Menyikapi dugaan ini, Kemendagri pun bergerak cepat. Kemendagri melalui Ditjen Dukcapil, melaporkan dugaan penyalahgunaan data kependudukan yang beredar di internet berdasarkan temuan jual beli data KTP-el dan KK di media sosial ke Bareskrim Polri pada 29 Juli 2019.

Kemendagri lantas mengimbau masyarakat jangan mudah mengunggah data kependudukan, seperti KTP-el, KK atau Kartu Identitas Anak (KIA) ke media sosial. Sebab data itu akan muncul dalam mesin pencari Google, sehingga mudah disalahgunakan bahkan diperjualbelikan.

Sanksi Pidana dan Denda

Merujuk pada UU Nomor 24 Tahun 2013 tentang Administrasi Kependudukan, setiap penyalahguna data pribadi masyarakat terancam sanksi pidana maupun denda.

Demikian pula yang terdapat dalam Peraturan Pemerintah RI Nomor 40 Tahun 2019 tentang Administrasi Kependudukan. Bedanya, dalam PP ini ancaman denda bagi penyalahguna lebih besar lantaran objeknya adalah Kementerian/lembaga.

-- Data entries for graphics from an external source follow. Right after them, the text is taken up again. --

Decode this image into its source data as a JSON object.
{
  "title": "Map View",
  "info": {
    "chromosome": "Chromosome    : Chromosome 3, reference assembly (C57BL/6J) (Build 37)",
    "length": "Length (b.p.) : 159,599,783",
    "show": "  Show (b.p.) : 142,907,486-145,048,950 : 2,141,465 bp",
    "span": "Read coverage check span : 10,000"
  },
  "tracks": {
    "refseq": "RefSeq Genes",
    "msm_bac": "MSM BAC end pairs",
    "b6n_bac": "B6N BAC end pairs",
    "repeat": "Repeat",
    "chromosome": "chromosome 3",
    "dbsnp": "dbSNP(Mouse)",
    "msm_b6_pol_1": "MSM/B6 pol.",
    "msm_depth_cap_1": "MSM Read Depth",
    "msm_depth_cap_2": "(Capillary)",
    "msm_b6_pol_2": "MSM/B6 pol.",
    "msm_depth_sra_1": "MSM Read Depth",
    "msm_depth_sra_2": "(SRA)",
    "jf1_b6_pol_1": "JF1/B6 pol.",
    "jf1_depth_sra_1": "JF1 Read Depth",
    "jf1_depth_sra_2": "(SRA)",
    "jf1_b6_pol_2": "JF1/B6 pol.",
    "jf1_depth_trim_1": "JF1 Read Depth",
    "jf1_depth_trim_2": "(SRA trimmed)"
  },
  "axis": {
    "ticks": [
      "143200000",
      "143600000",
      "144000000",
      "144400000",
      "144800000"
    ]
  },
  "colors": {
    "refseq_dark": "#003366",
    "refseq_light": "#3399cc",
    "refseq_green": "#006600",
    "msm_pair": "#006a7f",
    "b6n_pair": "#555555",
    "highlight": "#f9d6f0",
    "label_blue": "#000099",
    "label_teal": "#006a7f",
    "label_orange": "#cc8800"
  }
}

Lalu apa ancaman bagi para penyalahguna perorangan dan badan hukum? Berikut redaksi kutip pasal 96 UU Nomor 24 Tahun 2013:

Setiap orang atau badan hukum yang tanpa hak mencetak, menerbitkan, dan/atau mendistribusikan Dokumen Kependudukan sebagaimana dimaksud dalam Pasal 8 ayat (1) huruf c dipidana dengan pidana penjara paling lama 10 (sepuluh) tahun dan denda paling banyak Rp1.000.000.000,00 (satu miliar rupiah).

Sedangkan sanksi bagi Kementerian/lembaga tercantum dalam Peraturan Pemerintah RI Nomor 40 Tahun 2019 BAB IX tentang Sanksi Administratif Pasal 58 sebagai berikut:

(1) Kementerian/lembaga dan badan hukum Indonesia yang memperoleh Data Pribadi Penduduk atau Data Kependudukan dilarang:

a. menggunakan Data Pribadi Penduduk atau Data Kependudukan melampaui batas kewenangannya; atau

b. menjadikan Data Pribadi Penduduk atau Data Kependudukan sebagai bahan informasi publik sebelum mendapat persetujuan dari Menteri.

Kemudian ayat 2 disebutkan, pelanggar pada ketentuan di atas terancam sanksi administratif hingga denda sebesar Rp 10 miliar. Berikut kutipannya:

(2) Pelanggaran ketentuan sebagaimana dimaksud pada ayat (1) dikenai sanksi administratif berupa pencabutan hak akses pengguna, pemusnahan data yang sudah diakses, dan denda administratif sebesar Rp 10.000.000.000,00 (sepuluh miliar rupiah).